Wrap up by clearing out the bash variables holding temporary credentials.

aws-session-cleanup

Note: The credentials used by this approach are all temporary and use the default expiration. If any expire before you complete your tasks, you may need to adjust some of the commands and limits in your accounts.

Credits

Thanks to my role model, Jennine Townsend, the above code uses a special bash syntax to set the AWS environment variables for the aws-cli commands without an export, which would have made the sensitive environment variables available to other commands we might need to run. I guess nothing makes you as (justifiably) paranoid as deep sysadmin experience.

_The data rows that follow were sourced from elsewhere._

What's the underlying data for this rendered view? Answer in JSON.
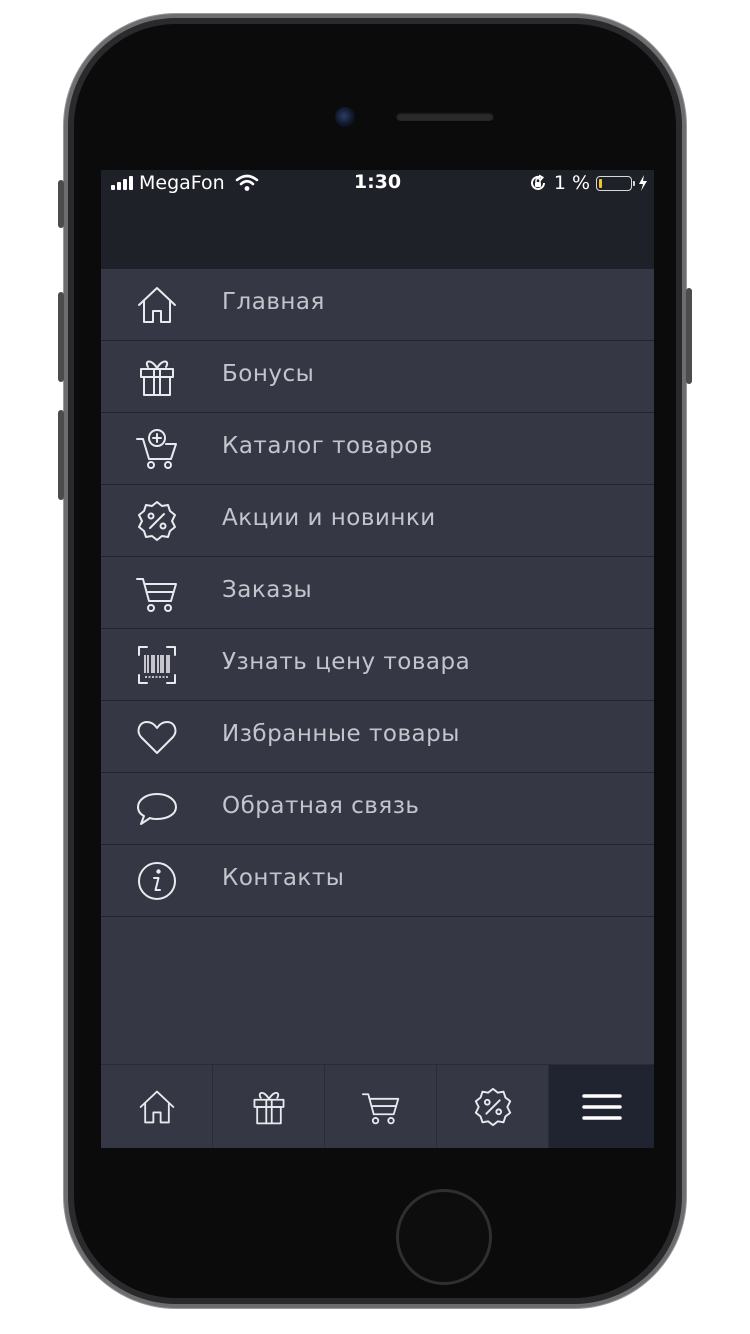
{
  "status_bar": {
    "carrier": "MegaFon",
    "time": "1:30",
    "battery_percent": "1 %",
    "battery_level": 0.01,
    "battery_fill_color": "#f1c232"
  },
  "menu": {
    "items": [
      {
        "label": "Главная",
        "icon": "home-icon"
      },
      {
        "label": "Бонусы",
        "icon": "gift-icon"
      },
      {
        "label": "Каталог товаров",
        "icon": "cart-plus-icon"
      },
      {
        "label": "Акции и новинки",
        "icon": "discount-badge-icon"
      },
      {
        "label": "Заказы",
        "icon": "cart-icon"
      },
      {
        "label": "Узнать цену товара",
        "icon": "barcode-scan-icon"
      },
      {
        "label": "Избранные товары",
        "icon": "heart-icon"
      },
      {
        "label": "Обратная связь",
        "icon": "chat-bubble-icon"
      },
      {
        "label": "Контакты",
        "icon": "info-icon"
      }
    ]
  },
  "tab_bar": {
    "tabs": [
      {
        "icon": "home-icon",
        "active": false
      },
      {
        "icon": "gift-icon",
        "active": false
      },
      {
        "icon": "cart-icon",
        "active": false
      },
      {
        "icon": "discount-badge-icon",
        "active": false
      },
      {
        "icon": "hamburger-menu-icon",
        "active": true
      }
    ]
  },
  "colors": {
    "screen_background": "#353844",
    "header_background": "#1f2129",
    "menu_text": "#c3c5cd",
    "active_tab": "#202330"
  }
}
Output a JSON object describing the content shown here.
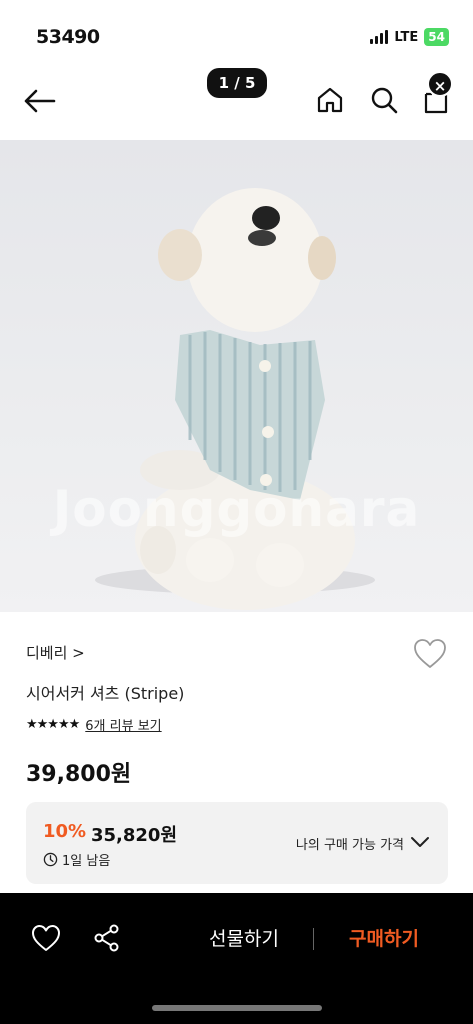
{
  "status_bar": {
    "time": "53490",
    "network": "LTE",
    "battery": "54"
  },
  "nav": {
    "image_counter": "1 / 5",
    "close_glyph": "×"
  },
  "hero": {
    "watermark": "Joonggonara",
    "alt": "dog wearing seersucker stripe shirt"
  },
  "product": {
    "brand": "디베리 >",
    "title": "시어서커 셔츠 (Stripe)",
    "stars": "★★★★★",
    "review_link": "6개 리뷰 보기",
    "price": "39,800원"
  },
  "coupon": {
    "discount": "10%",
    "price": "35,820원",
    "time_left": "1일 남음",
    "my_price_label": "나의 구매 가능 가격"
  },
  "bottom_bar": {
    "gift_label": "선물하기",
    "buy_label": "구매하기"
  },
  "colors": {
    "accent": "#f05b22",
    "battery": "#4cd964",
    "bottom_bar": "#000000"
  }
}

Jennine also wrote code that demonstrates the same approach of STS get-session-token with MFA followed by STS assume-role for multiple roles, but I never quite understood what she was trying to explain to me until I tried to accomplish the same result. Now I see the light.

GitHub Repo

For my convenience, I’ve added the above functions into a GitHub repo, so I can easily add them to my $HOME/.bashrc and use them in my regular work.

https://github.com/alestic/aws-cli-multi-account-sessions

Perhaps you may find it convenient as well. The README provides instructions for how I set it up, but again, your environment may need tailoring.